While the BENSAM Framework presents a robust and transformative approach to network security, it is important to acknowledge its limitations and outline future directions for research and development. The integrity of the system relies on the cryptographic link between the on-chain hash and the off-chain data. However, the availability of the raw off-chain data is not guaranteed by the blockchain itself. If the off-chain database is compromised or goes offline, the raw log files may be inaccessible. Future work could explore the integration of decentralized file systems, such as the InterPlanetary File System (IPFS), which has been explored in other DLT applications, to provide enhanced availability and censorship resistance for the off-chain data.

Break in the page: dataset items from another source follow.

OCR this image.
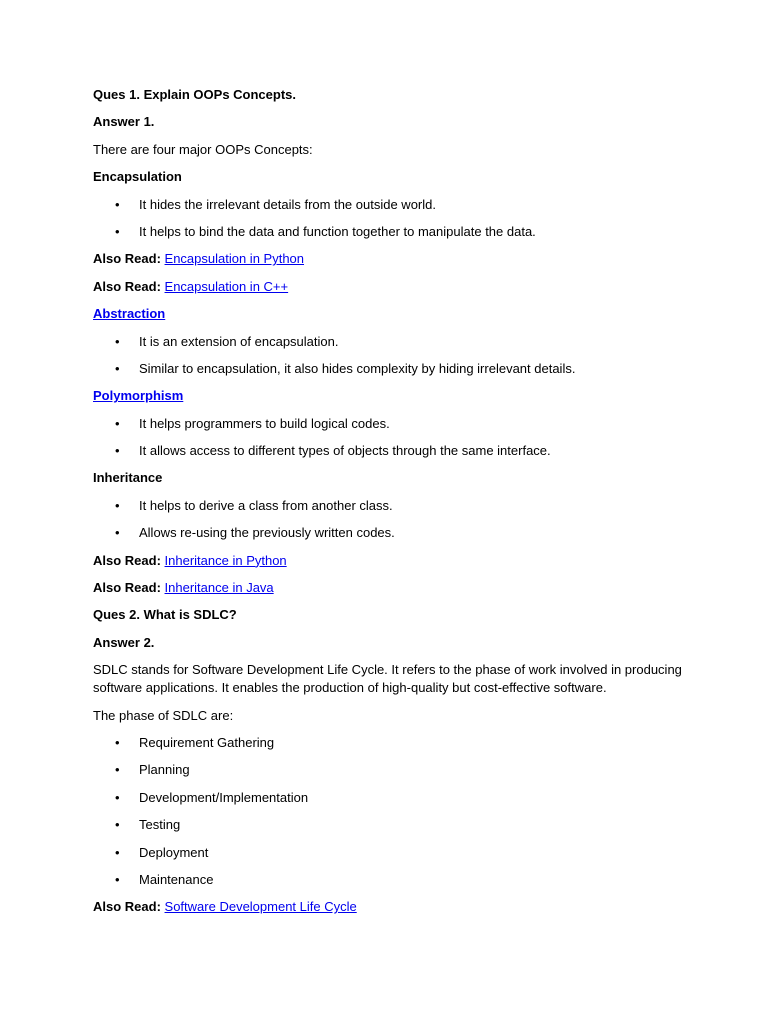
Ques 1. Explain OOPs Concepts.
Answer 1.
There are four major OOPs Concepts:
Encapsulation
• It hides the irrelevant details from the outside world.
• It helps to bind the data and function together to manipulate the data.
Also Read: Encapsulation in Python
Also Read: Encapsulation in C++
Abstraction
• It is an extension of encapsulation.
• Similar to encapsulation, it also hides complexity by hiding irrelevant details.
Polymorphism
• It helps programmers to build logical codes.
• It allows access to different types of objects through the same interface.
Inheritance
• It helps to derive a class from another class.
• Allows re-using the previously written codes.
Also Read: Inheritance in Python
Also Read: Inheritance in Java
Ques 2. What is SDLC?
Answer 2.
SDLC stands for Software Development Life Cycle. It refers to the phase of work involved in producing software applications. It enables the production of high-quality but cost-effective software.
The phase of SDLC are:
• Requirement Gathering
• Planning
• Development/Implementation
• Testing
• Deployment
• Maintenance
Also Read: Software Development Life Cycle
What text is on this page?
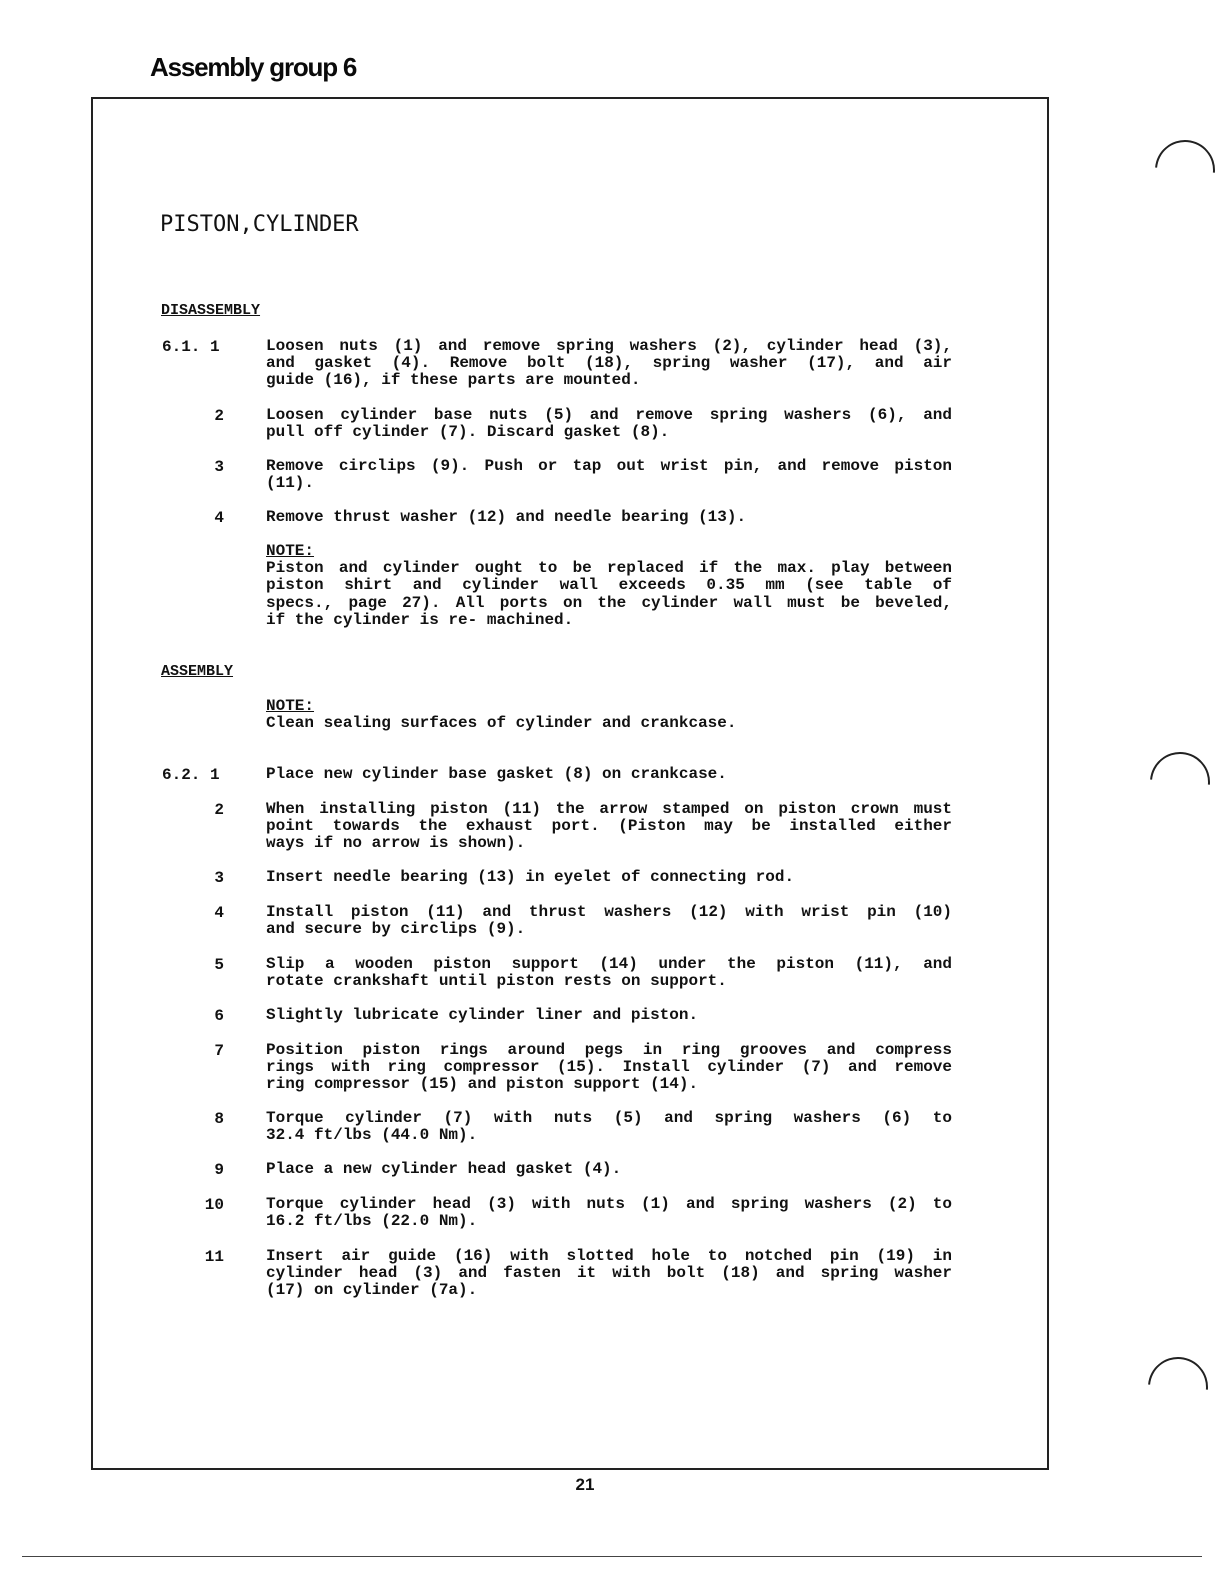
Assembly group 6
PISTON,CYLINDER
DISASSEMBLY
ASSEMBLY
6.1. 1	Loosen nuts (1) and remove spring washers (2), cylinder head (3),
and gasket (4). Remove bolt (18), spring washer (17), and air
guide (16), if these parts are mounted.
2	Loosen cylinder base nuts (5) and remove spring washers (6), and
pull off cylinder (7). Discard gasket (8).
3	Remove circlips (9). Push or tap out wrist pin, and remove piston
(11).
4	Remove thrust washer (12) and needle bearing (13).
NOTE:
Piston and cylinder ought to be replaced if the max. play between
piston shirt and cylinder wall exceeds 0.35 mm (see table of
specs., page 27). All ports on the cylinder wall must be beveled,
if the cylinder is re- machined.
NOTE:
Clean sealing surfaces of cylinder and crankcase.
6.2. 1	Place new cylinder base gasket (8) on crankcase.
2	When installing piston (11) the arrow stamped on piston crown must
point towards the exhaust port. (Piston may be installed either
ways if no arrow is shown).
3	Insert needle bearing (13) in eyelet of connecting rod.
4	Install piston (11) and thrust washers (12) with wrist pin (10)
and secure by circlips (9).
5	Slip a wooden piston support (14) under the piston (11), and
rotate crankshaft until piston rests on support.
6	Slightly lubricate cylinder liner and piston.
7	Position piston rings around pegs in ring grooves and compress
rings with ring compressor (15). Install cylinder (7) and remove
ring compressor (15) and piston support (14).
8	Torque cylinder (7) with nuts (5) and spring washers (6) to
32.4 ft/lbs (44.0 Nm).
9	Place a new cylinder head gasket (4).
10	Torque cylinder head (3) with nuts (1) and spring washers (2) to
16.2 ft/lbs (22.0 Nm).
11	Insert air guide (16) with slotted hole to notched pin (19) in
cylinder head (3) and fasten it with bolt (18) and spring washer
(17) on cylinder (7a).
21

Additionally, the security of the framework remains dependent on the robustness of its chaincode. Vulnerabilities in the smart contract code could be exploited, highlighting the need for thorough and ongoing auditing by professional security experts prior to deployment. However, the working prototype demonstrates end-to-end functionality, integrating the multiple components i.e. network scanning agents, logging services, and the Hyperledger Fabric network, into a fully operational system requires careful coordination and technical expertise. Future work should focus on developing standardized APIs, modular interfaces, and automated deployment procedures to simplify integration, enhance maintainability, and facilitate wider adoption of the framework in realistic network environments.

8. Conclusion

Security policies play a critical role in safeguarding organizational networks, yet enforcing them at a granular level remains a persistent challenge. This paper introduced a blockchain-enhanced network scanning and monitoring (BENSAM) framework equipped with features such as device profiling, scheduled scanning, and traffic monitoring to improve the detection of policy violations. The integration of blockchain technology enhances this framework by enabling immutable logging, decentralized verification, and automated policy enforcement through smart contracts. These capabilities collectively ensure tamper-resistant records, minimize manual oversight, and strengthen trust in compliance processes. Compared to traditional approaches like OS hardening or SDN-based enforcement, the proposed blockchain-enhanced solution offers a more scalable, transparent, and cost-effective model for network policy enforcement. By addressing both traditional network vulnerabilities and emerging AI-driven attacks, the proposed blockchain-enhanced scanner provides a unified, tamper-proof framework for automated policy enforcement and resilient security management. A prototype implementation of the BENSAM framework has been developed, confirming the feasibility of the proposed architecture. This prototype validates end-to-end network scanning, policy enforcement, and blockchain-based immutable logging, providing a foundation for future experimental evaluation and extension to live network environments. By combining adaptive detection mechanisms with blockchain-based traceability, the proposed solution can evolve to meet modern security challenges more effectively. Ultimately, this work demonstrates how blockchain and intelligent detection can converge to create a more trustworthy and future-ready foundation for organizational cybersecurity.